Ananda Tallur:
> I had to backport it to old version of aufs sources provided in Ubuntu
> karmic: 20090126.

Hmm... That is about one year old version. Roughly speaking, I had
released the newer version 40 or 50 times since then.


> I would like to use the latest aufs source in the git standalone
> repository and I will try to do it soon. For this I will have to
        :::

That is the most likely way, I believe.


> Please find attached the backported patch I have applied to aufs source
> version 20090126. There were also two small typo fixes:

Ah, sorry.
Now I refined the patch and applied the similar approach to the internal
copy-up (several places), handling chmod/chown or any other attribute
changes, link(2) and rename(2).
The patch grew up and it will be included in next Monday release. While
I don't attach the latest patch to this mail, I'd suggest you to upgrade
aufs on next Monday.

Here is a list which I've found about hfsplus.
These things never mean that hfsplus is bad.
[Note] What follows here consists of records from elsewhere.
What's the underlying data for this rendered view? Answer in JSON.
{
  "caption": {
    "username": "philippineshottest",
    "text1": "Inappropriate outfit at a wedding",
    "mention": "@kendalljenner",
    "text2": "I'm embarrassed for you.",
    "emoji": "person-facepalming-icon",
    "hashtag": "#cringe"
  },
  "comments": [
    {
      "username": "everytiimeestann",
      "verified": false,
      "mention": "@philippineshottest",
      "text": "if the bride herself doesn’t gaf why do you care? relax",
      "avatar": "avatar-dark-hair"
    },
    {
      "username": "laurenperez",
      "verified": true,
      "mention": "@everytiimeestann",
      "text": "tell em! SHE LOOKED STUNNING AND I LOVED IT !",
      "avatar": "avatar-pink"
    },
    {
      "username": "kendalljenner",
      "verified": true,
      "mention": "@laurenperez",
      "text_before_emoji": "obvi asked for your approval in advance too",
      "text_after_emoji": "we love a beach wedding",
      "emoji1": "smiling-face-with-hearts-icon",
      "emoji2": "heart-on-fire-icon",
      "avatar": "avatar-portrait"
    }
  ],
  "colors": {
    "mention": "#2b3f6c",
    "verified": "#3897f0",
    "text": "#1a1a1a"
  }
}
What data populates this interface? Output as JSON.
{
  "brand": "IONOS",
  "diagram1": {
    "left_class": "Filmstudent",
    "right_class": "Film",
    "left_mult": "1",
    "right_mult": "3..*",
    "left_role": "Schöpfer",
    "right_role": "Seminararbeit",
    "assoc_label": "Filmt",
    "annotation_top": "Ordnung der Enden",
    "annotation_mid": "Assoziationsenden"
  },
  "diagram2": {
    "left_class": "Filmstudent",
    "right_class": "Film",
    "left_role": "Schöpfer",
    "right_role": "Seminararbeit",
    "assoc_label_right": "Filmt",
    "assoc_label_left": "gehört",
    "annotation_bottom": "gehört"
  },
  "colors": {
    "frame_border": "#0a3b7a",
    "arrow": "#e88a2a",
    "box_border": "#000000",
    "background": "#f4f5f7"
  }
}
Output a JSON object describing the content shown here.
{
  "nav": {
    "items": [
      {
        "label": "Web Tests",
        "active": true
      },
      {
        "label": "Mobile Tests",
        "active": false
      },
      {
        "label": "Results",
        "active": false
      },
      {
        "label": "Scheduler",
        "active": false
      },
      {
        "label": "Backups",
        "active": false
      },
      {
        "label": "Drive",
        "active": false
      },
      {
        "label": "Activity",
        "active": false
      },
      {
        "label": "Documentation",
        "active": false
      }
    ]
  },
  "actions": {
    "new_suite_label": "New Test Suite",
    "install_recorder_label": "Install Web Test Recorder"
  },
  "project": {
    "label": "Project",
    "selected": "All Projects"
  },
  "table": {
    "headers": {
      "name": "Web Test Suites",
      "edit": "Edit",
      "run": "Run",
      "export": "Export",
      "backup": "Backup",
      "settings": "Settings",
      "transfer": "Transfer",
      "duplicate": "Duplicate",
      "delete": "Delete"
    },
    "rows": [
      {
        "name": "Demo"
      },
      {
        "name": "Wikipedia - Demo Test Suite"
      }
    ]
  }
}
It just differs from other
popular linux filesystems. Additionally you are using it as RO. They
won't be problem on your system generally.
- hfsplus does not set limit to the link count in link(2). Potentially
  or theoritically it can be a problem when the link count overflows (I
  don't think it can happen easily though).
- it doesn't seem to be available to be remounted RO --> RW.
- it doesn't seem to handle the block count of a file which has a hole
  in it (sparse file) and a symlink. Or its blockc count looks uncommon.
- it doesn't support splice(2) for write, and doesn't update atime for
  splice read (or stat/fstat cannot get the updated atime).
- it may return a positive number as the link count of an unlinked file,
  and its size became 0 (incorrect).
- sgid bit of the parent dir of a newly created file doesn't seem to be
  inherited (sysv:bsd behaviour).
- finally, I gave up supporting writable hfsplus branch in aufs.